The committee is set to produce a final report by early 2024 that the Catalan government hopes will allow it to reach an agreement with Madrid on holding a vote.

Once a final report is produced, which Aragonès hopes will legitimize and strengthen his quest for independence, the Catalan government will approve a Quebec-style Clarity Act. This will be brought to the so-called 'dialogue table' discussions with the Spanish government on the issue of Catalan independence. 


The Catalan cabinet has not closed the door on the possibility of debating the Clarity Act bill in Parliament before it is approved if this is recommended by those who participate in the committee-led process.

Opposition remains unconvinced 

Opposition parties reacted to the news swiftly, with a wide range of parties questioning Aragonès' announcement. 

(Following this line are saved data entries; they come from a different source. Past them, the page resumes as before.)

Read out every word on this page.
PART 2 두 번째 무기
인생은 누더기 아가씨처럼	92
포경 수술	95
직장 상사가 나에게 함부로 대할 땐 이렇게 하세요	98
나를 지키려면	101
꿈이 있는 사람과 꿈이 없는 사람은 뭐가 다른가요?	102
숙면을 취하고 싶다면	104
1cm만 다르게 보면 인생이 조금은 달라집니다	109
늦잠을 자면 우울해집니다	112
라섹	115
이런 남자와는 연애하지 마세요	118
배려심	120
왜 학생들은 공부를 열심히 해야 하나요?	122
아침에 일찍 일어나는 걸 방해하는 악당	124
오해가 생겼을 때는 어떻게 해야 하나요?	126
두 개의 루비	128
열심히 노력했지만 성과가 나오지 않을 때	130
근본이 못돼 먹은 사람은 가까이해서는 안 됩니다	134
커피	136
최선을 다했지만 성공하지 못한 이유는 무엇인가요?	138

Although fellow pro-independence Junts per Catalunya, Esquerra's former junior coalition partner, said it would attend the meeting in June, the party's spokesperson, Josep Rius, called on Aragonès to hold another meeting with only political groups in favor of parting ways with Spain as, he argued, they should "clarify how Catalonia should achieve its independence."

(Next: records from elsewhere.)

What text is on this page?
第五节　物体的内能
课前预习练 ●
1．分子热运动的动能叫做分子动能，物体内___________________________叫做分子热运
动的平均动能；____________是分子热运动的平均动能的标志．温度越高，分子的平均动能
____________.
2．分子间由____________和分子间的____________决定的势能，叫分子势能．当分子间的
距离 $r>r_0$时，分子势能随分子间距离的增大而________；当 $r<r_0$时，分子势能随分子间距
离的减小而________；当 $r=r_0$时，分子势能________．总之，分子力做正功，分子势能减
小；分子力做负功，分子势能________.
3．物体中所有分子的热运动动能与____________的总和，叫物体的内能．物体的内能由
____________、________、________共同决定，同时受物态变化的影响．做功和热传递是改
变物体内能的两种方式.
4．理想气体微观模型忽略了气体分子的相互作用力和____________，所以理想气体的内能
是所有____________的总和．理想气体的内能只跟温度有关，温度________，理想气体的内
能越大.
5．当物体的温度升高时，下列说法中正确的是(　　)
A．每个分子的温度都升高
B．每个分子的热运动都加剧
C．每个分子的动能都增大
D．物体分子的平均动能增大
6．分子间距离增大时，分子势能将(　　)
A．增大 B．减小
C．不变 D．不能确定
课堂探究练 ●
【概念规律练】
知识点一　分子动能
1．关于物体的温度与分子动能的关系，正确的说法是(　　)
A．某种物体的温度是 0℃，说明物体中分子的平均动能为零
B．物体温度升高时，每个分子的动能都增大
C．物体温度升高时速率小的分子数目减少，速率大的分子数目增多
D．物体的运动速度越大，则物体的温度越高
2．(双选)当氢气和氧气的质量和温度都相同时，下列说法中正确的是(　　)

Rius also said that his party would defend their position that "the mandate of October 1" is still valid, referring to the 2017 referendum not recognized by Spain in which ballots in favor of independence outnumbered those against it, and suggested the committee had been announced now because of the upcoming local elections

Similarly, Carles Puigdemont, an MEP for Rius' party and the president at the time of the vote, took to Twitter to accuse Aragonès of "imposing" an agreement while lacking "the necessary consensus."

Far-left CUP, the other opposition pro-independence party in Parliament, has not confirmed attendance to the summit in June. They will only participate if it seeks to "find a consensus on how to move forward" towards independence.

"We need to know what we are invited to," said MP Laia Estada.

The Socialists, on the other hand, described the proposal as one that "only has minority support" and expressed frustration at not yet being able to address the situation surrounding suspended Junts speaker Laura Borràs' seat in Parliament following her recent 4.5-year sentence for corruption

"Sincerely, it surprises us that when there are such serious problems in the country, the president isn't focusing all of his efforts on them," the party's parliamentary spokesperson, Alícia Romero, said. 


The conservative People's Party's Lorena Roldán, meanwhile, blasted Aragonès's proposal, arguing that "the Clarity Act is the Constitution. There is nothing clearer than that."

Roldán's former party, Ciudadanos, also criticized the president for "generating a sterile debate that takes us nowhere."

"The Clarity Act is interesting from an intellectual and dogmatic point of view, but from my human and political point of view, I prefer Article 2 of the Constitution," Nacho Martín Blanco said in reference to the point that establishes "the indissoluble unity of the Spanish nation, the common and indivisible country of all Spaniards."

Anti-austerity En Comú Podem, which is unaligned on the matter of Catalan independence, complained that Aragonès should not have called a meeting with parties in June "without there being a consensus and agreements."